The park is best known for the mountain gorilla (Gorilla beringei beringei). Other mammals include: golden monkey (Cercopithecus mitis kandti), black-fronted duiker (Cephalophus niger), African buffalo (Syncerus caffer), spotted hyena (Crocuta crocuta) and harnessed bushbuck (Tragelaphus scriptus). The bushbuck population is estimated to be between 1760 and 7040 animals. There are also reported to be African elephants in the park, though these are now very rare. There are 178 recorded bird species, with at least 13 species and 16 subspecies endemic to the Virunga and Rwenzori Mountains.

==Expansion==
In 2022, the Government of Rwanda announced plans to expand this national park from 13000 ha to 23000 ha. Of the new 10000 ha, park activities will expand into an estimated new 3740 ha, and an estimated 6260 ha will be used to create a buffer zone between the national park and the surrounding human communities.

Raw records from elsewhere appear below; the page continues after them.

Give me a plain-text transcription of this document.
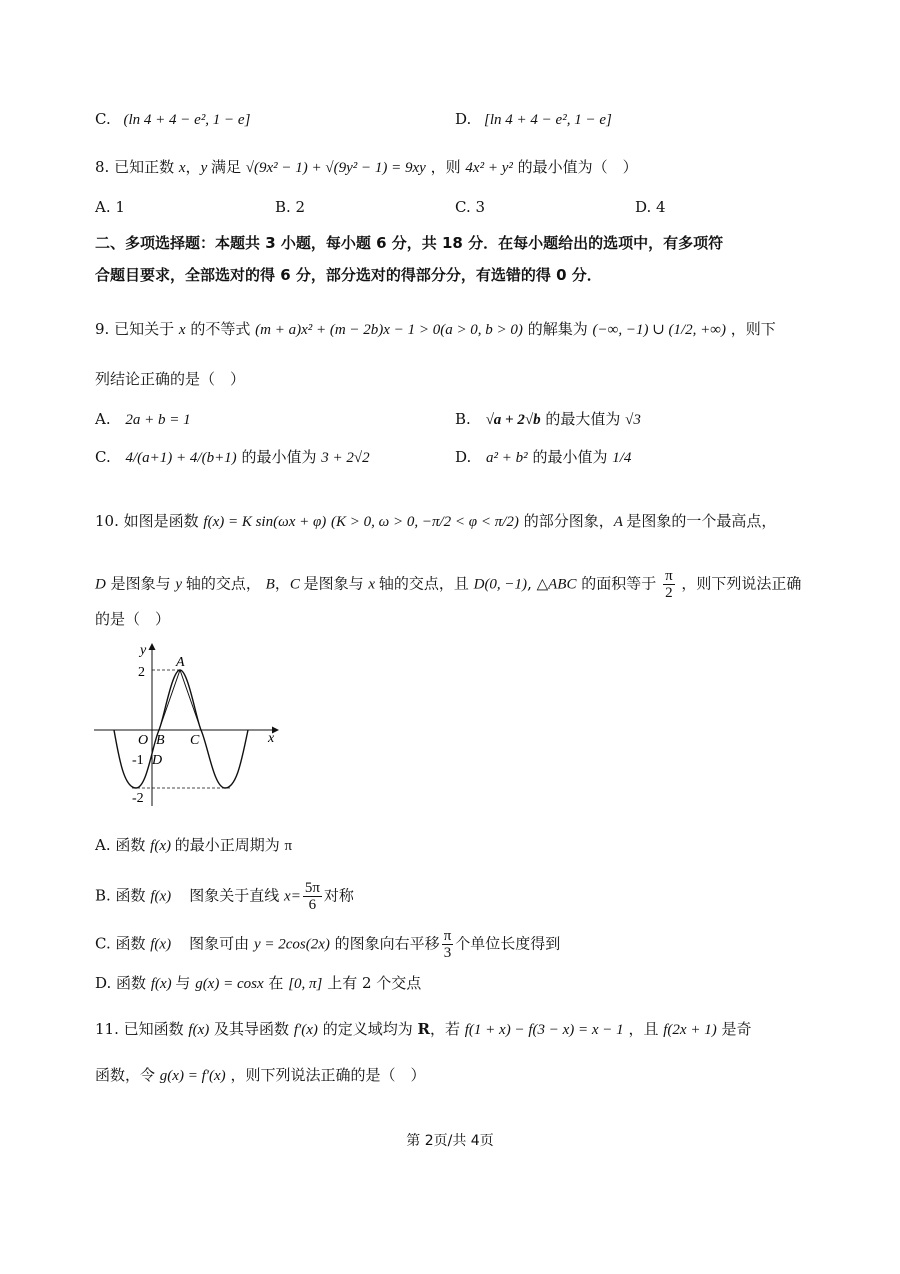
C. (ln 4 + 4 − e², 1 − e]	D. [ln 4 + 4 − e², 1 − e]
8. 已知正数 x，y 满足 √(9x² − 1) + √(9y² − 1) = 9xy ，则 4x² + y² 的最小值为（　）
A. 1	B. 2	C. 3	D. 4
二、多项选择题：本题共 3 小题，每小题 6 分，共 18 分．在每小题给出的选项中，有多项符
合题目要求，全部选对的得 6 分，部分选对的得部分分，有选错的得 0 分．
9. 已知关于 x 的不等式 (m + a)x² + (m − 2b)x − 1 > 0(a > 0, b > 0) 的解集为 (−∞, −1) ∪ (1/2, +∞) ，则下
列结论正确的是（　）
A. 2a + b = 1	B. √a + 2√b 的最大值为 √3
C. 4/(a+1) + 4/(b+1) 的最小值为 3 + 2√2	D. a² + b² 的最小值为 1/4
10. 如图是函数 f(x) = K sin(ωx + φ) (K > 0, ω > 0, −π/2 < φ < π/2) 的部分图象，A 是图象的一个最高点，
D 是图象与 y 轴的交点， B，C 是图象与 x 轴的交点，且 D(0, −1), △ABC 的面积等于 $\frac{\pi}{2}$ ，则下列说法正确
的是（　）
y
x
2
-1
-2
O
A
B C
D
A. 函数 f(x) 的最小正周期为 π
B. 函数 f(x)    图象关于直线 $x= \frac{5\pi}{6}$ 对称
C. 函数 f(x)    图象可由 y = 2cos(2x) 的图象向右平移 $\frac{\pi}{3}$ 个单位长度得到
D. 函数 f(x) 与 g(x) = cosx 在 [0, π] 上有 2 个交点
11. 已知函数 f(x) 及其导函数 f′(x) 的定义域均为 R，若 f(1 + x) − f(3 − x) = x − 1 ，且 f(2x + 1) 是奇
函数，令 g(x) = f′(x) ，则下列说法正确的是（　）
第 2页/共 4页
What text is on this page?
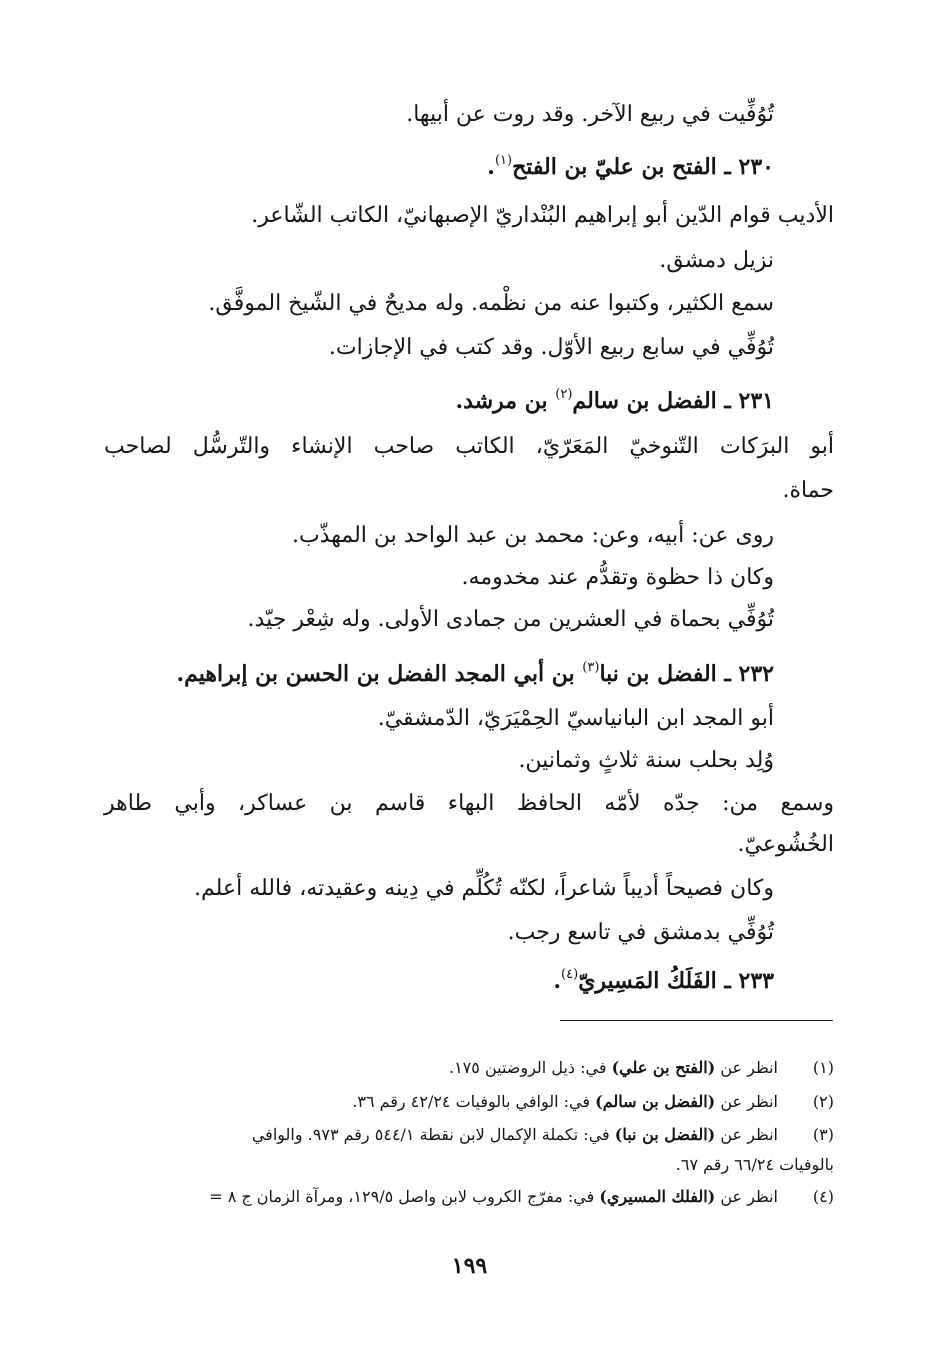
تُوُفِّيت في ربيع الآخر. وقد روت عن أبيها.
٢٣٠ ـ الفتح بن عليّ بن الفتح$^{(١)}$.
الأديب قوام الدّين أبو إبراهيم البُنْداريّ الإصبهانيّ، الكاتب الشّاعر.
نزيل دمشق.
سمع الكثير، وكتبوا عنه من نظْمه. وله مديحٌ في الشّيخ الموفَّق.
تُوُفِّي في سابع ربيع الأوّل. وقد كتب في الإجازات.
٢٣١ ـ الفضل بن سالم$^{(٢)}$ بن مرشد.
أبو البرَكات التّنوخيّ المَعَرّيّ، الكاتب صاحب الإنشاء والتّرسُّل لصاحب
حماة.
روى عن: أبيه، وعن: محمد بن عبد الواحد بن المهذّب.
وكان ذا حظوة وتقدُّم عند مخدومه.
تُوُفِّي بحماة في العشرين من جمادى الأولى. وله شِعْر جيّد.
٢٣٢ ـ الفضل بن نبا$^{(٣)}$ بن أبي المجد الفضل بن الحسن بن إبراهيم.
أبو المجد ابن البانياسيّ الحِمْيَرَيّ، الدّمشقيّ.
وُلِد بحلب سنة ثلاثٍ وثمانين.
وسمع من: جدّه لأمّه الحافظ البهاء قاسم بن عساكر، وأبي طاهر
الخُشُوعيّ.
وكان فصيحاً أديباً شاعراً، لكنّه تُكُلِّم في دِينه وعقيدته، فالله أعلم.
تُوُفِّي بدمشق في تاسع رجب.
٢٣٣ ـ الفَلَكُ المَسِيريّ$^{(٤)}$.
(١)انظر عن (الفتح بن علي) في: ذيل الروضتين ١٧٥.
(٢)انظر عن (الفضل بن سالم) في: الوافي بالوفيات ٤٢/٢٤ رقم ٣٦.
(٣)انظر عن (الفضل بن نبا) في: تكملة الإكمال لابن نقطة ٥٤٤/١ رقم ٩٧٣. والوافي
بالوفيات ٦٦/٢٤ رقم ٦٧.
(٤)انظر عن (الفلك المسيري) في: مفرّج الكروب لابن واصل ١٢٩/٥، ومرآة الزمان ج ٨ =
١٩٩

The buffer zone will be used for agriculture, particularly agroforestry, which will benefit the park and the humans together. It is expected that this arrangement will reduce "human-wildlife conflicts by 80 percent". Work was expected to start in 2022 and last five years, working with a budget of US$255 million. The Rwanda Development Board announced that a pilot program will begin in 2024.